Two of the most important items are Measure A in Santa Barbara County and Measure V in Oxnard.
We want to remind our readers why we support Measure A and oppose Measure V.
Arguments against Measure A focus on cost, but the argument for it faces commuters on Highway 101 twice a day, five days a week.
But Santa Barbara commuters aren’t the only ones worried about the thin ribbon known as Highway 101. It is a concern for anyone doing business from Westlake Village to Paso Robles because it’s the only game in town when it comes to shipping goods up and down the Central Coast.
Anti-tax groups look at Measure A’s $1 billion price tag and the possibility that bike paths or mass-transit improvements could be added to it.
Civic and business leaders support Measure A because it is a superior program with better uses of funds than any previous ballot issues of this kind.

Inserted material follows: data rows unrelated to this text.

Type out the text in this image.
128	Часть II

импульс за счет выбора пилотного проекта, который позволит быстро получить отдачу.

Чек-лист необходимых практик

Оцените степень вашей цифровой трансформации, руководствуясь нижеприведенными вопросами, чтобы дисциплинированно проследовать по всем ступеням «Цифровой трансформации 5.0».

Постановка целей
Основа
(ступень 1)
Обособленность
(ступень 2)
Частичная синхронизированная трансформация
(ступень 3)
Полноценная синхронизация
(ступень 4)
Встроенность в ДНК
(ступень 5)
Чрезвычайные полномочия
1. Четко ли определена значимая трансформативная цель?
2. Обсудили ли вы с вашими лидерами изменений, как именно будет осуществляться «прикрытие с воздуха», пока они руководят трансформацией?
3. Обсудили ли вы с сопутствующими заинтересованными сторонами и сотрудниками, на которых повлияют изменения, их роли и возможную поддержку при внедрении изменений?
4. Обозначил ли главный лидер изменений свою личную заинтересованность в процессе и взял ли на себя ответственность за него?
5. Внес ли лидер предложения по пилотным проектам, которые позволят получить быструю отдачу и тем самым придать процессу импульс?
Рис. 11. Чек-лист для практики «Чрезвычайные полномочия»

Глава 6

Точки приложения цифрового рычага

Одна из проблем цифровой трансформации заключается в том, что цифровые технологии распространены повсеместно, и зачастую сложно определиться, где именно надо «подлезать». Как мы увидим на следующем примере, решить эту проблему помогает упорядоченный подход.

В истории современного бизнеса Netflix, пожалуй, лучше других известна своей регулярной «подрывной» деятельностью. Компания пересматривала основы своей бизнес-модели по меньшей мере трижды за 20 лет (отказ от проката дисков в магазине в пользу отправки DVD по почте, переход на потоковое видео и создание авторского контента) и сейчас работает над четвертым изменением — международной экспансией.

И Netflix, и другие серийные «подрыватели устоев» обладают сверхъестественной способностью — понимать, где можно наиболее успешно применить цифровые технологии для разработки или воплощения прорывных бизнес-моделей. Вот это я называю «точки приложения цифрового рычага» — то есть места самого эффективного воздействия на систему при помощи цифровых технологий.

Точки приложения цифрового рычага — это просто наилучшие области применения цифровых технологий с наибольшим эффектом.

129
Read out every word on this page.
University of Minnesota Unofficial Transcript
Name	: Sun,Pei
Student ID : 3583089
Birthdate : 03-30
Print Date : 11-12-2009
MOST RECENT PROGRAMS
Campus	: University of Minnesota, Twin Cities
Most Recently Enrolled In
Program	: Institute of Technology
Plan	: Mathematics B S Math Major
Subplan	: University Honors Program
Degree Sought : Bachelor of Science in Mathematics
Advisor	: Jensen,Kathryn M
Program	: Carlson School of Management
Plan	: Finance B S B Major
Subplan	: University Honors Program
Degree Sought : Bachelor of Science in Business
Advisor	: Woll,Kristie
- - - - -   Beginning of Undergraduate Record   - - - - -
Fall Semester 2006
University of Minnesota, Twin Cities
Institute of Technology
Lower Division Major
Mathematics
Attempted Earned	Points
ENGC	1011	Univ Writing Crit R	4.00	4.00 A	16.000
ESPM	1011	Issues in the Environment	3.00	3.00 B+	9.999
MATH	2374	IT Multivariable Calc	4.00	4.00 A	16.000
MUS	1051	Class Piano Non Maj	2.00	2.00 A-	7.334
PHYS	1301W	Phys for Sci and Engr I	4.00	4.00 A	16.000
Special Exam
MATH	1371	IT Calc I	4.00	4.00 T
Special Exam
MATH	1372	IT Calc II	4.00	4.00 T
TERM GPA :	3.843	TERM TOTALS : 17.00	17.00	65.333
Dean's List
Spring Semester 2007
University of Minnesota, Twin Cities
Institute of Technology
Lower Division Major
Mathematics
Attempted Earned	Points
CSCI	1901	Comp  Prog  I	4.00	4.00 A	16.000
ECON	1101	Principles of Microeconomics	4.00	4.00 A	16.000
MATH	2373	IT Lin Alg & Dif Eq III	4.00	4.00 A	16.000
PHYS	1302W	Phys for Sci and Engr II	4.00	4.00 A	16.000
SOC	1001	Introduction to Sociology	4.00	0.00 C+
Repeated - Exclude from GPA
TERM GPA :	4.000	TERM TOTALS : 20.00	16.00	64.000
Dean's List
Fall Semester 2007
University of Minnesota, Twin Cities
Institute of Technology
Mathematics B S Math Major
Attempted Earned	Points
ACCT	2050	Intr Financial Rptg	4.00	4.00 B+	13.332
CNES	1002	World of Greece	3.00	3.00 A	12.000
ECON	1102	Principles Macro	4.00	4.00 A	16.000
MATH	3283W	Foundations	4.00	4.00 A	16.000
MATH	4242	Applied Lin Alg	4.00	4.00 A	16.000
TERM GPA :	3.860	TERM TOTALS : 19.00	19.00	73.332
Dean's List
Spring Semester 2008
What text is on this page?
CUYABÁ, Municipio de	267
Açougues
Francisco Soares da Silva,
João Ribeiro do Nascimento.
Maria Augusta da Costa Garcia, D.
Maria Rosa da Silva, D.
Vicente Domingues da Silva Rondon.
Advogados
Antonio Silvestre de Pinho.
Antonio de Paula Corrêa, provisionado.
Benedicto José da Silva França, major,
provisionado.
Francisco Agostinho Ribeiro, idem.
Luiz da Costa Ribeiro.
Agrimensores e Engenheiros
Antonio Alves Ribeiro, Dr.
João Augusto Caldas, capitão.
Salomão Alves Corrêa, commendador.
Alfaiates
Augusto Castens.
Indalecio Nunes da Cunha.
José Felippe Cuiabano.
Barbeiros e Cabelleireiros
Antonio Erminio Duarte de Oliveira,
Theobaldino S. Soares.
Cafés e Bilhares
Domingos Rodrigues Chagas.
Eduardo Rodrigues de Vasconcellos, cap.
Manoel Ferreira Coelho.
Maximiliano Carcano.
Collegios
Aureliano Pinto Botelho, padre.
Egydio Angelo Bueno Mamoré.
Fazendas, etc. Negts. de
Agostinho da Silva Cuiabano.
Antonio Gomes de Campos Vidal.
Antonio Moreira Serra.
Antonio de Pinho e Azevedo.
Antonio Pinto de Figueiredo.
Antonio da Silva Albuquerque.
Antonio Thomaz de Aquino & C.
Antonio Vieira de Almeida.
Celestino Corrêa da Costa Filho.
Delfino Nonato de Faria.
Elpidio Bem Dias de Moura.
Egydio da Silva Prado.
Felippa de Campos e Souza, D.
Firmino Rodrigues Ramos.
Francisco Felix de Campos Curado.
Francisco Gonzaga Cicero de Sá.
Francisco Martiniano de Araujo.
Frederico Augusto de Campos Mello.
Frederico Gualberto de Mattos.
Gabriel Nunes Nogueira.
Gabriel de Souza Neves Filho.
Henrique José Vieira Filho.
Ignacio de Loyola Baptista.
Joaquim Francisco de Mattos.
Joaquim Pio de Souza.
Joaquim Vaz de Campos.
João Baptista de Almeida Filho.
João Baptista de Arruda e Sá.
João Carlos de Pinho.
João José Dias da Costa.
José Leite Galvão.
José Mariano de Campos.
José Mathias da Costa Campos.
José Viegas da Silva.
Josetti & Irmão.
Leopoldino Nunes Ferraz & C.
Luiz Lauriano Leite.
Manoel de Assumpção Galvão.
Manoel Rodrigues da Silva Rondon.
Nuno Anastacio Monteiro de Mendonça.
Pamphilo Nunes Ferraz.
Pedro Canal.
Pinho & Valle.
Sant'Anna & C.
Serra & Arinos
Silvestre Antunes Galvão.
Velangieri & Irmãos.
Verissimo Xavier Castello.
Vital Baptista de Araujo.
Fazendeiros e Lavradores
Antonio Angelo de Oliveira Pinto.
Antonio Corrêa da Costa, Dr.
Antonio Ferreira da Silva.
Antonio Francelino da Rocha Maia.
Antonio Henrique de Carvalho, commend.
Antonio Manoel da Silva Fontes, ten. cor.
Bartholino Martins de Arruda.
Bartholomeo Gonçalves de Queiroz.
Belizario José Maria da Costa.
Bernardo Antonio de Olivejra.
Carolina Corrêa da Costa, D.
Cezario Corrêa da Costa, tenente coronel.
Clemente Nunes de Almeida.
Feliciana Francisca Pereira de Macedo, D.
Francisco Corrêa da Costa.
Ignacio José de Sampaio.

California is struggling with a lack of updates to public facilities, which can be most readily seen the all-to-narrow, deficient, two-lane fiasco that is Highway 101 between Santa Barbara and Ventura.
Giving Measure A a 30-year term will allow for improvements on the highway up and down the coast.
It’s difficult to predict exactly which improvements will be made on the 101 corridor during the next three decades, but it’s safe to say the highway will be the key to better commerce, more jobs and increasing opportunity for 1.4 million tri-county residents.
The first order of business is to rebuild the highway through Montecito and Carpinteria. Next, prepare to fund more Highway 101 improvements and all of the other highways that feed into it.
We stand with Santa Barbara County Supervisors Brooks Firestone and Salud Carbajal and with the chambers of commerce in the Regional Legislative Alliance in backing Measure A.
Oxnard’s Measure V is the traffic jam that won’t go away. It throws away the keys to prosperity with its severe traffic restrictions. Sure, traffic is an issue in Ventura County’s largest city.
However, Measure V would be in place for 20 years and calls for most commercial projects larger than 10,000 square feet or any housing project of five units or more to be submitted to a public vote.
similar measure was voted down in Thousand Oaks earlier this year. Measure V should see the same fate in Oxnard.